Isso poque a exportação de carne bovina in natura do Brasil até a terceira semana de maio (15 dias úteis) foi de 203,48 mil toneladas, valor muito próximo de todo o embarque de maio de 2025. Os embarques em maio de 2025 (21 dias úteis) totalizaram 218,07 mil toneladas métricas.

O recorde para um mês de maio aconteceu justamente em 2025, mas em 2026 esse recorde será renovado com folga!

Vale lembrar que no acumulado dos 5 primeiros dias úteis de maio, a média diária de embarque de carne bovina in natura do Brasil foi de 17,17 mil toneladas métricas, valor 65,5% acima do praticado em maio de 2025, quando a média diária de venda foi de 10,38 mil toneladas métricas.

No acumulado até a segunda semana de maio, as vendas perderam o ritmo frente a semana anterior, A exportação de carne bovina do Brasil nos primeiros 10 dias úteis de maio foi de, em média, 14,13 mil toneladas, valor 36,2% acima do observado em maio de 2025 de 10,38 mil toneladas.

E no acumulado até a terceira semana de maio, as vendas voltaram a cair, totalizando uma média diária de 13,56 mil toneladas de embarque de carne bovina in natura do Brasil, o que mantém os patamares mais de 30,0% acima do praticado em maio de 2025.

Contudo, o que não diminuiu ao longo de maio foi o preço médio de venda da carne bovina brasileira no mercado internacional que, seguiu subindo semana a semana!

Na primeira semana e maio (5 dias úteis) o preço da carne bovina brasileira para exportação foi cotado, em média, a US$6,34 por kg e na parcial dos 10 dias úteis o preço subiu para US$6,46 por kg.

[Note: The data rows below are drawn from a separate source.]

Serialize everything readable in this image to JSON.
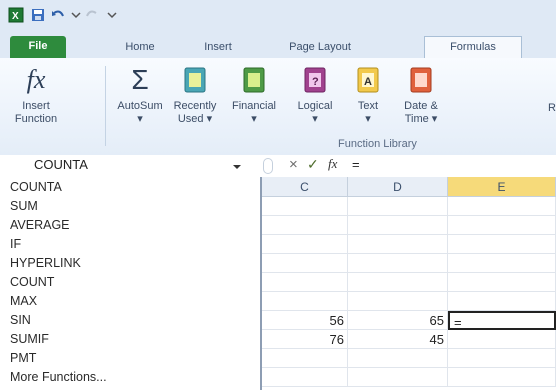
{
  "colors": {
    "file_tab": "#2e8b3d",
    "accent": "#f2c94c"
  },
  "tabs": [
    "File",
    "Home",
    "Insert",
    "Page Layout",
    "Formulas"
  ],
  "ribbon": {
    "buttons": [
      {
        "line1": "Insert",
        "line2": "Function",
        "icon": "insert-function-icon"
      },
      {
        "line1": "AutoSum",
        "line2": "▾",
        "icon": "autosum-icon"
      },
      {
        "line1": "Recently",
        "line2": "Used ▾",
        "icon": "recently-used-icon"
      },
      {
        "line1": "Financial",
        "line2": "▾",
        "icon": "financial-icon"
      },
      {
        "line1": "Logical",
        "line2": "▾",
        "icon": "logical-icon"
      },
      {
        "line1": "Text",
        "line2": "▾",
        "icon": "text-icon"
      },
      {
        "line1": "Date &",
        "line2": "Time ▾",
        "icon": "date-time-icon"
      },
      {
        "line1": "R",
        "line2": "",
        "icon": "more-icon"
      }
    ],
    "group_label": "Function Library"
  },
  "formula_bar": {
    "name_box": "COUNTA",
    "cancel": "×",
    "enter": "✓",
    "fx": "fx",
    "content": "="
  },
  "sheet": {
    "columns": [
      "C",
      "D",
      "E"
    ],
    "rows": [
      {
        "c": "",
        "d": "",
        "e": ""
      },
      {
        "c": "",
        "d": "",
        "e": ""
      },
      {
        "c": "",
        "d": "",
        "e": ""
      },
      {
        "c": "",
        "d": "",
        "e": ""
      },
      {
        "c": "",
        "d": "",
        "e": ""
      },
      {
        "c": "",
        "d": "",
        "e": ""
      },
      {
        "c": "56",
        "d": "65",
        "e": "="
      },
      {
        "c": "76",
        "d": "45",
        "e": ""
      },
      {
        "c": "",
        "d": "",
        "e": ""
      },
      {
        "c": "",
        "d": "",
        "e": ""
      }
    ]
  },
  "function_list": [
    "COUNTA",
    "SUM",
    "AVERAGE",
    "IF",
    "HYPERLINK",
    "COUNT",
    "MAX",
    "SIN",
    "SUMIF",
    "PMT",
    "More Functions..."
  ]
}
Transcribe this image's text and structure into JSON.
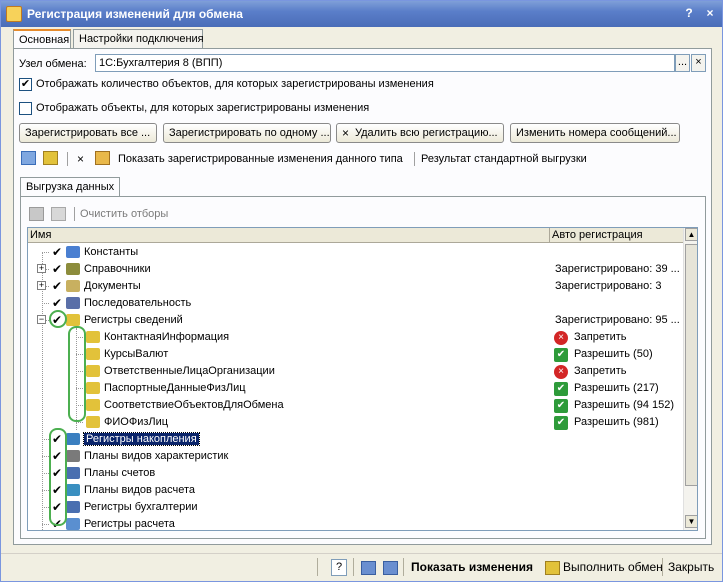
{
  "window": {
    "title": "Регистрация изменений для обмена",
    "controls": [
      "?",
      "×"
    ]
  },
  "tabs": [
    {
      "label": "Основная",
      "active": true
    },
    {
      "label": "Настройки подключения",
      "active": false
    }
  ],
  "main": {
    "node_label": "Узел обмена:",
    "node_value": "1С:Бухгалтерия 8 (ВПП)",
    "node_select_glyph": "...",
    "node_clear_glyph": "×",
    "chk_show_count": {
      "label": "Отображать количество объектов, для которых зарегистрированы изменения",
      "checked": true
    },
    "chk_show_objects": {
      "label": "Отображать объекты, для которых зарегистрированы изменения",
      "checked": false
    },
    "buttons": {
      "register_all": "Зарегистрировать все ...",
      "register_one": "Зарегистрировать по одному ...",
      "delete_all": "Удалить всю регистрацию...",
      "change_numbers": "Изменить номера сообщений..."
    },
    "toolbar2": {
      "delete_glyph": "×",
      "show_registered": "Показать зарегистрированные изменения данного типа",
      "std_result": "Результат стандартной выгрузки"
    },
    "subtab_label": "Выгрузка данных",
    "clear_filters": "Очистить отборы",
    "grid": {
      "col_name": "Имя",
      "col_auto": "Авто регистрация",
      "rows": [
        {
          "name": "Константы",
          "status": "",
          "level": 0,
          "expander": "",
          "icon_color": "#4a7fd1"
        },
        {
          "name": "Справочники",
          "status": "Зарегистрировано: 39 ...",
          "level": 0,
          "expander": "+",
          "icon_color": "#8c8c3c"
        },
        {
          "name": "Документы",
          "status": "Зарегистрировано: 3",
          "level": 0,
          "expander": "+",
          "icon_color": "#c8b060"
        },
        {
          "name": "Последовательность",
          "status": "",
          "level": 0,
          "expander": "",
          "icon_color": "#5a6fa8"
        },
        {
          "name": "Регистры сведений",
          "status": "Зарегистрировано: 95 ...",
          "level": 0,
          "expander": "-",
          "icon_color": "#e2c23a"
        },
        {
          "name": "КонтактнаяИнформация",
          "auto": "Запретить",
          "kind": "deny",
          "level": 1,
          "icon_color": "#e2c23a"
        },
        {
          "name": "КурсыВалют",
          "auto": "Разрешить (50)",
          "kind": "allow",
          "level": 1,
          "icon_color": "#e2c23a"
        },
        {
          "name": "ОтветственныеЛицаОрганизации",
          "auto": "Запретить",
          "kind": "deny",
          "level": 1,
          "icon_color": "#e2c23a"
        },
        {
          "name": "ПаспортныеДанныеФизЛиц",
          "auto": "Разрешить (217)",
          "kind": "allow",
          "level": 1,
          "icon_color": "#e2c23a"
        },
        {
          "name": "СоответствиеОбъектовДляОбмена",
          "auto": "Разрешить (94 152)",
          "kind": "allow",
          "level": 1,
          "icon_color": "#e2c23a"
        },
        {
          "name": "ФИОФизЛиц",
          "auto": "Разрешить (981)",
          "kind": "allow",
          "level": 1,
          "icon_color": "#e2c23a"
        },
        {
          "name": "Регистры накопления",
          "status": "",
          "level": 0,
          "expander": "",
          "selected": true,
          "icon_color": "#3a7fc0"
        },
        {
          "name": "Планы видов характеристик",
          "status": "",
          "level": 0,
          "expander": "",
          "icon_color": "#7a7a7a"
        },
        {
          "name": "Планы счетов",
          "status": "",
          "level": 0,
          "expander": "",
          "icon_color": "#4a6fb0"
        },
        {
          "name": "Планы видов расчета",
          "status": "",
          "level": 0,
          "expander": "",
          "icon_color": "#3a8fc0"
        },
        {
          "name": "Регистры бухгалтерии",
          "status": "",
          "level": 0,
          "expander": "",
          "icon_color": "#4a6fb0"
        },
        {
          "name": "Регистры расчета",
          "status": "",
          "level": 0,
          "expander": "",
          "icon_color": "#5a8fd0"
        }
      ]
    }
  },
  "status_bar": {
    "help_glyph": "?",
    "show_changes": "Показать изменения",
    "run_exchange": "Выполнить обмен",
    "close": "Закрыть"
  }
}
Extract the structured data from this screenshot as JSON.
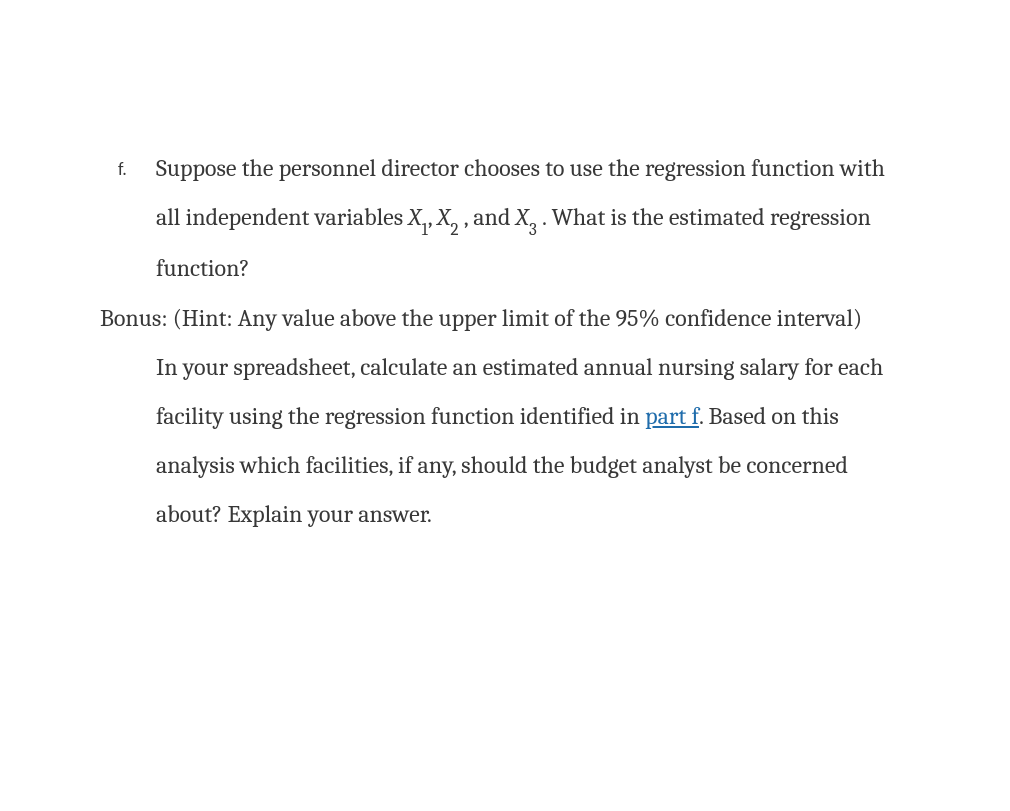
{
  "question_f": {
    "marker": "f.",
    "text_before_vars": "Suppose the personnel director chooses to use the regression function with all independent variables ",
    "x1": "X",
    "x1_sub": "1",
    "sep1": ", ",
    "x2": "X",
    "x2_sub": "2",
    "sep2": " , and ",
    "x3": "X",
    "x3_sub": "3",
    "text_after_vars": " . What is the estimated regression function?"
  },
  "bonus": {
    "label": "Bonus: (Hint: Any value above the upper limit of the 95% confidence interval)",
    "instr_before_link": "In your spreadsheet, calculate an estimated annual nursing salary for each facility using the regression function identified in ",
    "link_text": "part f",
    "instr_after_link": ". Based on this analysis which facilities, if any, should the budget analyst be concerned about? Explain your answer."
  }
}
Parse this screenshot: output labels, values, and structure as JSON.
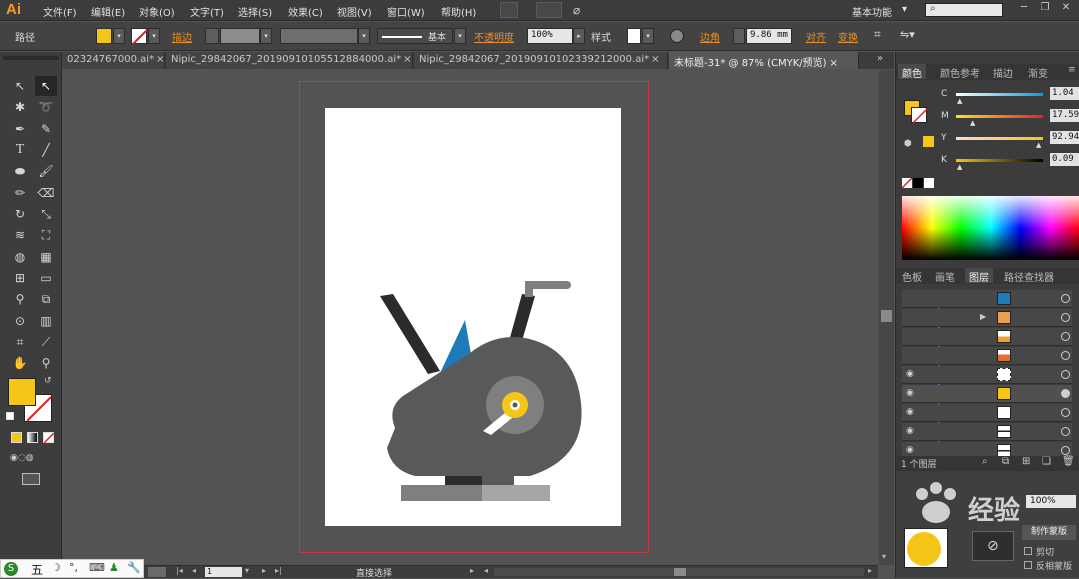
{
  "app": {
    "logo": "Ai"
  },
  "menu": [
    "文件(F)",
    "编辑(E)",
    "对象(O)",
    "文字(T)",
    "选择(S)",
    "效果(C)",
    "视图(V)",
    "窗口(W)",
    "帮助(H)"
  ],
  "workspace": {
    "label": "基本功能",
    "caret": "▾"
  },
  "search": {
    "placeholder": ""
  },
  "control": {
    "object_type": "路径",
    "stroke_label": "描边",
    "stroke_preset": "基本",
    "opacity_label": "不透明度",
    "opacity_value": "100%",
    "style_label": "样式",
    "corner_label": "边角",
    "corner_value": "9.86 mm",
    "align_label": "对齐",
    "transform_label": "变换",
    "fill_color": "#f5c518"
  },
  "tabs": [
    {
      "label": "02324767000.ai*",
      "close": "×"
    },
    {
      "label": "Nipic_29842067_20190910105512884000.ai*",
      "close": "×"
    },
    {
      "label": "Nipic_29842067_20190910102339212000.ai*",
      "close": "×"
    },
    {
      "label": "未标题-31* @ 87% (CMYK/预览)",
      "close": "×"
    }
  ],
  "colors_panel": {
    "tabs": [
      "颜色",
      "颜色参考",
      "描边",
      "渐变"
    ],
    "channels": [
      {
        "label": "C",
        "value": "1.04"
      },
      {
        "label": "M",
        "value": "17.59"
      },
      {
        "label": "Y",
        "value": "92.94"
      },
      {
        "label": "K",
        "value": "0.09"
      }
    ]
  },
  "layers_panel": {
    "tabs": [
      "色板",
      "画笔",
      "图层",
      "路径查找器"
    ],
    "footer": "1 个图层",
    "row_count": 9
  },
  "status": {
    "zoom": "87%",
    "page": "1",
    "tool": "直接选择"
  },
  "ime": {
    "label": "五"
  },
  "overlay_panel": {
    "percent": "100%",
    "btn": "制作蒙版",
    "opt1": "剪切",
    "opt2": "反相蒙版"
  },
  "watermark": {
    "text": "经验"
  },
  "accent": {
    "yellow": "#f5c518",
    "blue": "#1e7ab8",
    "dark": "#58595b",
    "darker": "#2b2b2b",
    "gray": "#7f7f7f",
    "light": "#a6a6a6"
  }
}
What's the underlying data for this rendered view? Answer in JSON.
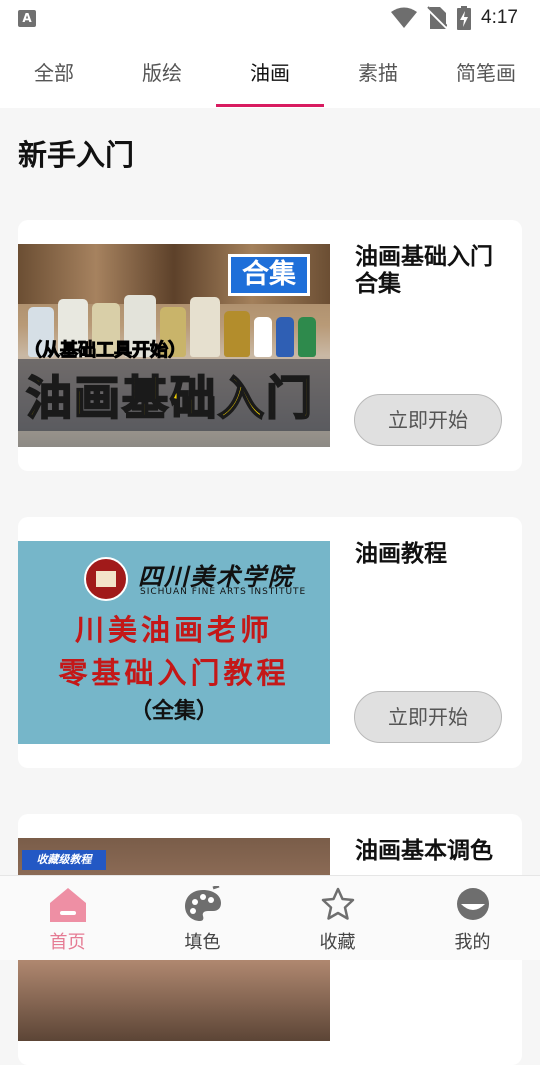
{
  "status_bar": {
    "time": "4:17",
    "app_icon_letter": "A"
  },
  "tabs": [
    {
      "label": "全部",
      "active": false
    },
    {
      "label": "版绘",
      "active": false
    },
    {
      "label": "油画",
      "active": true
    },
    {
      "label": "素描",
      "active": false
    },
    {
      "label": "简笔画",
      "active": false
    }
  ],
  "section": {
    "title": "新手入门"
  },
  "courses": [
    {
      "title": "油画基础入门合集",
      "button_label": "立即开始",
      "thumbnail": {
        "badge": "合集",
        "subtitle": "（从基础工具开始）",
        "headline": "油画基础入门"
      }
    },
    {
      "title": "油画教程",
      "button_label": "立即开始",
      "thumbnail": {
        "school_name": "四川美术学院",
        "school_name_en": "SICHUAN FINE ARTS INSTITUTE",
        "line1": "川美油画老师",
        "line2": "零基础入门教程",
        "line3": "（全集）"
      }
    },
    {
      "title": "油画基本调色",
      "button_label": "",
      "thumbnail": {
        "tag": "收藏级教程"
      }
    }
  ],
  "bottom_nav": [
    {
      "label": "首页",
      "icon": "home-icon",
      "active": true
    },
    {
      "label": "填色",
      "icon": "palette-icon",
      "active": false
    },
    {
      "label": "收藏",
      "icon": "star-icon",
      "active": false
    },
    {
      "label": "我的",
      "icon": "profile-icon",
      "active": false
    }
  ],
  "colors": {
    "accent": "#d81b60",
    "nav_active": "#e57b93",
    "button_bg": "#e0e0e0"
  }
}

Na terceira parcial de maio (15 dias úteis), o preço subiu novamente, para US$6,49 por kg.

O preço médio de venda do produto brasileira no mercado internacional deve renovar a máxima histórica para um mês de maio. O recorde médio mensal de maio foi alcançado em 2022, quando foi cotado a US$6,45 por kg.

O ágio do preço da carne bovina exportada do Brasil em relação ao boi gordo (Cepea) na parcial de maio de 2026 foi de 37,8%, o patamar mais alto em relação aos meses anteriores e pouco abaixo do que foi observado em janeiro (39,1%). Apesar da recuperação do ágio da carne bovina exportada do Brasil frente ao boi gordo na parcial de maio, o valor de 37,8% segue abaixo do que foi observado em maio de 2025 (43,3%).

E mudando de assunto, o abate de bovinos no Brasil segue em alta e no 1° trimestre de 2026 renovou a máxima para o período do ano, acumulando o quinto ano consecutivo de alta!

O abate de bovinos no Brasil, dados oficiais, ficou acima de 10,0 milhões de cabeças pela primeira vez em um 1° trimestre, em 2026 e, acumulando o quinto ano consecutivo de alta para o período do ano.

A produção mundial de carne bovina para 2026 foi revisada para 61,56 milhões de toneladas em equivalente carcaça, valor 0,87% acima da perspectiva anterior, de dezembro de 2025 (61,03 milhões de toneladas).

Pois é, o aumento da estimativa de produção mundial de carne bovina em abril de 2026 aconteceu principalmente pelo aumento na perspectiva de produção de carne bovina no Brasil. Isso porque em dezembro de 2025, o USDA apontava uma expectativa de produção, no Brasil, de 11,70 milhões de toneladas e na revisão de abril de 2026 esse valor subiu 5,73%, para 12,37 milhões de toneladas.

O aumento na expectativa de produção de carne bovina do Brasil pelo USDA desafia a expectativa de redução no ritmo de abate de fêmeas esperada no ano. Caso o ritmo do abate de fêmeas no País permaneça elevado, mesmo com o preço do bezerro renovando as máximas, a falta de animais para o abate no futuro pode ser ainda mais severa. Isso merece atenção.

E assim como o USDA elevou a perspectiva de produção de carne bovina no Brasil, elevou também a expectativa para o consumo doméstico do País. O consumo de carne bovina no Brasil para 2026 foi revisado para cima em abril, mas segue abaixo de 2024 e 2025.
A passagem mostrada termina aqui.